The letter, which I've had on my wall for years (don't ask how I got it) as a classic Hollywood artifact, is addressed to Salinger, c/o Postmaster, Windsor, Vermont. In it, Mark explains to Salinger that the studio has been trying to develop, without success, a prep school project. He adds: "We have managed to come up with several scripts--all of them awful. You see, there's no way to do such a project--unless it happens to be 'Catcher in the Rye.' Isn't there some way in the world we might convince you to reconsider permitting and becoming involved in a film version of this novel?"
Already a shrewd salesman at a young age, Mark anticipates Salinger's biggest fear, saying, "I realize your concerns about Hollywood and its inhabitants--and I share many of those feelings. But there must be some way to have J.D. Salinger oversee each step of the way from novel to film." Then, in what Mark now laughingly describes as the letter's "42nd Street" moment, he concludes the letter by writing: "Please give a kid a break--and advise me how to go about changing your mind in this regard," signing the note, "very sincerely, Laurence Mark."

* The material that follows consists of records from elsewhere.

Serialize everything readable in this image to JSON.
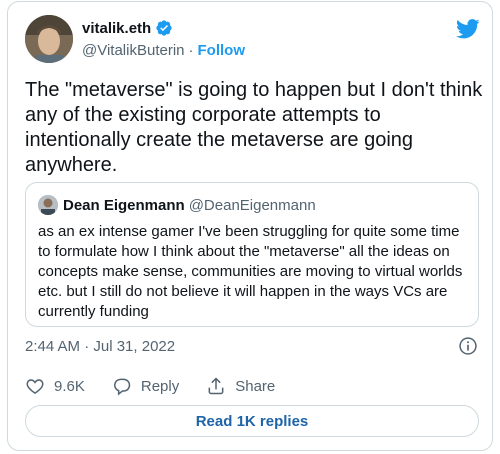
{
  "author": {
    "display_name": "vitalik.eth",
    "handle": "@VitalikButerin",
    "separator": "·",
    "follow_label": "Follow",
    "verified": true
  },
  "tweet": {
    "text": "The \"metaverse\" is going to happen but I don't think any of the existing corporate attempts to intentionally create the metaverse are going anywhere."
  },
  "quoted_tweet": {
    "display_name": "Dean Eigenmann",
    "handle": "@DeanEigenmann",
    "text": "as an ex intense gamer I've been struggling for quite some time to formulate how I think about the \"metaverse\" all the ideas on concepts make sense, communities are moving to virtual worlds etc. but I still do not believe it will happen in the ways VCs are currently funding"
  },
  "timestamp": "2:44 AM · Jul 31, 2022",
  "actions": {
    "like_count": "9.6K",
    "reply_label": "Reply",
    "share_label": "Share"
  },
  "read_replies_label": "Read 1K replies",
  "colors": {
    "accent": "#1d9bf0",
    "text": "#0f1419",
    "muted": "#536471",
    "border": "#cfd9de",
    "link_dark": "#1d64a8"
  },
  "icons": {
    "brand": "twitter-bird-icon",
    "verified": "verified-badge-icon",
    "info": "info-icon",
    "like": "heart-icon",
    "reply": "speech-bubble-icon",
    "share": "share-upload-icon"
  }
}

Needless to say, Salinger--who still lives in seclusion, having just celebrated his 90th birthday, which sparked a nice tribute from the N.Y. Times' Chip McGrath--never replied to Mark's heartfelt missive. Paramount had to make do without him. "I don't remember exactly what happened to the whole idea--I'm pretty sure it ended being some 'Prep School Murder' project that never went anywhere," Mark says. "But that was definitely me as a young studio guy, willing to try anything to get a picture going."
Some things never change. Now Mark, who is about to start work producing a new Jim Brooks film, is willing to do anything to get the Oscars out of their rut. We'll have more on the plans he and Condon have for the show coming soon.